Hoje, uma coisa chamada Inteligência Artificial (Artificial Intelligence, em inglês, ou AI) lança nova sombra sobre o mundo, o terrível medo de que forças anônimas – ou quem sabe até muito bem identificadas! – venham a nos dominar executando manobras complexas em supervelocidade. De um lado, alunos sonham com a IA nos seus trabalhos escolares, os acadêmicos nas pesquisas científicas, e em toda “mão de obra cerebral” – está criado o neologismo? -, com uma rapidez nunca dantes vista. De outro, e a Receita Federal? E as guerras? O que intriga é: se alguém tem o poder de programar o funcionamento da IA, então há quem tenha o controle nas mãos, ou, indo bem longe, a rigor poderão com ela deter o poder sobre o mundo.

Dia desses uma amiga propôs aos seus pares da rede social que cada um desse o nome de um livro, apenas um. Propus “Dom Casmurro”, de Machado de Assis, e em segundos o que existia na Internet sobre ele era espremido em exíguo espaço, algumas linhas.
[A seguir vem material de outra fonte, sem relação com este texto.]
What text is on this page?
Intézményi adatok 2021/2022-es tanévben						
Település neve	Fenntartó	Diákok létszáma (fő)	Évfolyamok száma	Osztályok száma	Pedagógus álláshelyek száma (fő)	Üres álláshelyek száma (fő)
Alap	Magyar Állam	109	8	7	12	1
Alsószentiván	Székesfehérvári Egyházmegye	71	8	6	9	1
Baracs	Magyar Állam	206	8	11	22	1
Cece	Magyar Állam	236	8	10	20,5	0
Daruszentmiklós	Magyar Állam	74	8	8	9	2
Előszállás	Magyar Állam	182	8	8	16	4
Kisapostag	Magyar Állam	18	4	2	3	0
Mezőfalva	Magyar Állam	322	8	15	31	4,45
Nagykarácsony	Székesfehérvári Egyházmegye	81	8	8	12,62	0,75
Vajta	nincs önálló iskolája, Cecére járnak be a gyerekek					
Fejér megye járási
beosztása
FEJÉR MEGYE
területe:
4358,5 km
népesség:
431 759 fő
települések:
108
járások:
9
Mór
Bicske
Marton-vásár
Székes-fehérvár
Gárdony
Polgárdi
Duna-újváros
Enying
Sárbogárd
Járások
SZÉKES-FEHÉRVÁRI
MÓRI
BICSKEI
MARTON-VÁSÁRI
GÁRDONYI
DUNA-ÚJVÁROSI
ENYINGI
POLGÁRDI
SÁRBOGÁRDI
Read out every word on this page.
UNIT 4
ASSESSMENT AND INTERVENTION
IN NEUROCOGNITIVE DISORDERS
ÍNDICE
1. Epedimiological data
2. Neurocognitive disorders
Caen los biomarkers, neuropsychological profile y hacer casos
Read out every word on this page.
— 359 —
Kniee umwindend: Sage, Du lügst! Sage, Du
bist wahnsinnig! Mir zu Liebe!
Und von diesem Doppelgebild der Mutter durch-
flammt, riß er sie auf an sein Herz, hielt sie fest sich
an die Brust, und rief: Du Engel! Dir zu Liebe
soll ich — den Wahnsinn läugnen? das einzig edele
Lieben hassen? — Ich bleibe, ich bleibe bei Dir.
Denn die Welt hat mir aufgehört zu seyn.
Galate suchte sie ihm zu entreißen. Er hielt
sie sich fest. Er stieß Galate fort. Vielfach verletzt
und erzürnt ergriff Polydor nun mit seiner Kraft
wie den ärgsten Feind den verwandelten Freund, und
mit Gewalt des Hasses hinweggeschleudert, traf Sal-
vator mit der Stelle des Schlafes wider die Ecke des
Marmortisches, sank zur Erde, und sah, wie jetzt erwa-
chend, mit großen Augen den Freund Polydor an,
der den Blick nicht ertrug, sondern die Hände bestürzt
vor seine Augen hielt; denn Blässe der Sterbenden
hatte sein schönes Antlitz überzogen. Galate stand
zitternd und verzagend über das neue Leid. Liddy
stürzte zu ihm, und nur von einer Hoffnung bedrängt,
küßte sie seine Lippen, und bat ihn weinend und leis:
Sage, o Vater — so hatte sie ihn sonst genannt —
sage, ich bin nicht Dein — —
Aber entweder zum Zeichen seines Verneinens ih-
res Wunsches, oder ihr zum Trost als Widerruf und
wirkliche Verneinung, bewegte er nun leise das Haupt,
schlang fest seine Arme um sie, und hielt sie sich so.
Dentro dos parâmetros dados, a geringonça mostrou a data da primeira edição, 1899, a editora, Garnier, e uma série de informações sobre aquele momento no conjunto da obra do autor. Corri para conferir algumas coisas, mas até ali tudo estava certo. Em três segundos! Pensei: será possível catalogar um número astronômico de obras para grandes bibliotecas ou universidades em curto espaço de tempo! (Arregalei os olhos, ri e lembrei-me de um episódio divertido de uns 20 anos atrás, na casa de uma amiga produtora artística. Nós, do estúdio dela no andar de baixo, ouvimos a velha senhora chamá-la e perguntar quando ela tinha saído e retornado do supermercado, pois entregaram pacotes na porta. Ouviu não, mãe, fiz as compras pela internet, eles só vieram entregar! Pronto. Bastou para a velha senhora passar mal e esbravejar onde estamos, será isto o demônio, aonde vamos chegar?)
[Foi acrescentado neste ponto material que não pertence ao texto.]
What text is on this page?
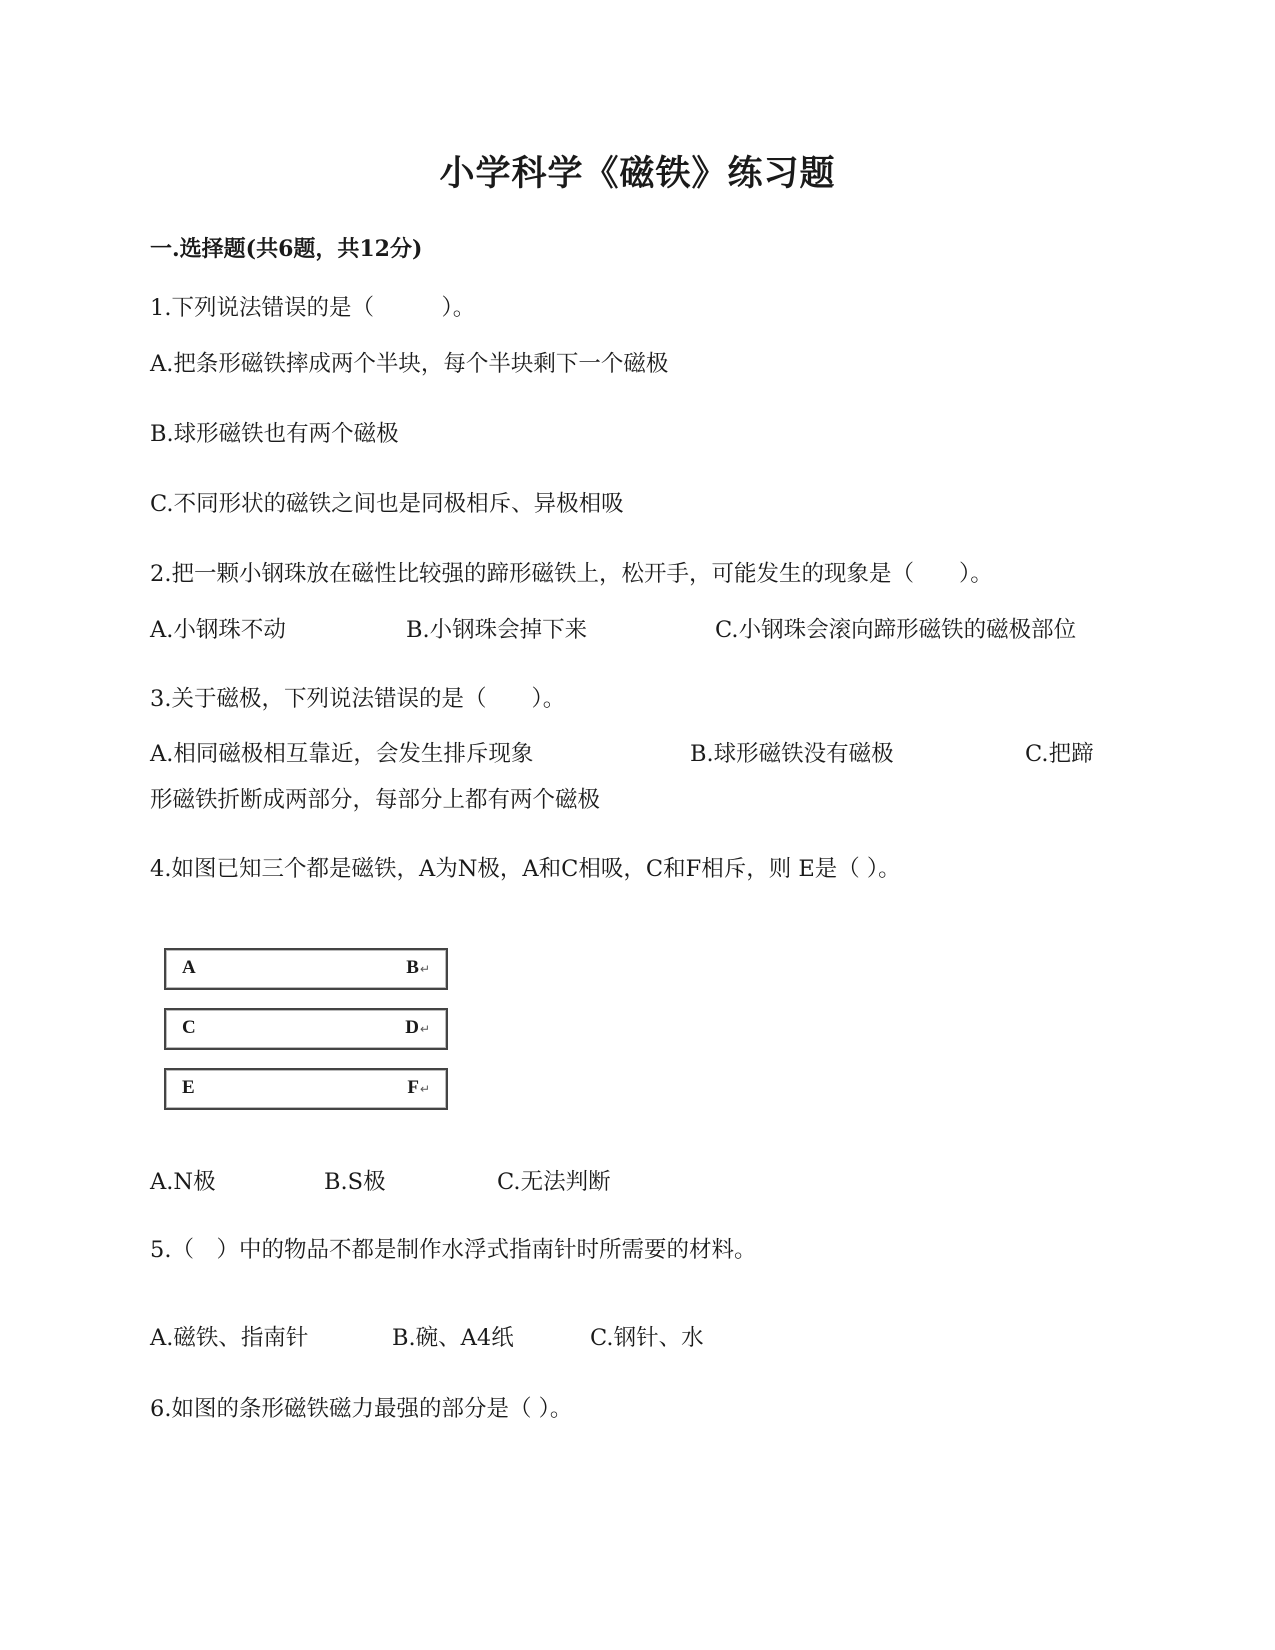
小学科学《磁铁》练习题
一.选择题(共6题，共12分)
1.下列说法错误的是（　　　）。
A.把条形磁铁摔成两个半块，每个半块剩下一个磁极
B.球形磁铁也有两个磁极
C.不同形状的磁铁之间也是同极相斥、异极相吸
2.把一颗小钢珠放在磁性比较强的蹄形磁铁上，松开手，可能发生的现象是（　　）。
A.小钢珠不动	B.小钢珠会掉下来	C.小钢珠会滚向蹄形磁铁的磁极部位
3.关于磁极，下列说法错误的是（　　）。
A.相同磁极相互靠近，会发生排斥现象	B.球形磁铁没有磁极	C.把蹄
形磁铁折断成两部分，每部分上都有两个磁极
4.如图已知三个都是磁铁，A为N极，A和C相吸，C和F相斥，则 E是（ ）。
A	B↵
C	D↵
E	F↵
A.N极	B.S极	C.无法判断
5.（　）中的物品不都是制作水浮式指南针时所需要的材料。
A.磁铁、指南针	B.碗、A4纸	C.钢针、水
6.如图的条形磁铁磁力最强的部分是（ ）。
Após pensar nas vantagens do uso dessa parafernália tecnológica, Chat GPT e afins, diverti-me vendo montagens fotográficas de celebridades onde elas nunca estiveram, obras impossíveis de Da Vinci e Picasso e até rabiscos de composições bem medíocres. Na arte e no amor, nossos escudo e broquel, não há chance para IA no final.

Luz amarela. Em um ensaio para a revista Economist de 28 de abril, o renomado filósofo e historiador israelita Yuval Noah Harari explica o porquê da necessidade de um freio para desarmar as IA na esfera pública. Aqui e ali, vê-se um alerta para o surgimento de inicialmente pequenas calamidades. Lembremos depois as eleições de 2022, as poderosas fake news, os bots, algoritmos manipuláveis; pensemos os estelionatos cibernéticos em massa e, pior de tudo, o avanço indomável das guerras. Se brincadeira, nesta nova 4ª revolução industrial, ou cibernética, a IA já não teria mais graça alguma. Da 3ª revolução, a da robótica, informática e eletrônica, saltaremos a uma outra, a da velocidade descontrolada, cálculos exponencialíssimos com pilotos desconhecidos. Do “Alpha Soissante”, do velho “Alphaville” de Godard do início, e lembrando “Fahrenheit 451”, obra-prima de Ray Bradbury, devemos lutar contra esse “novo mundo”, onde não haveria lugar para amor, arte e sentimentos. E venceremos!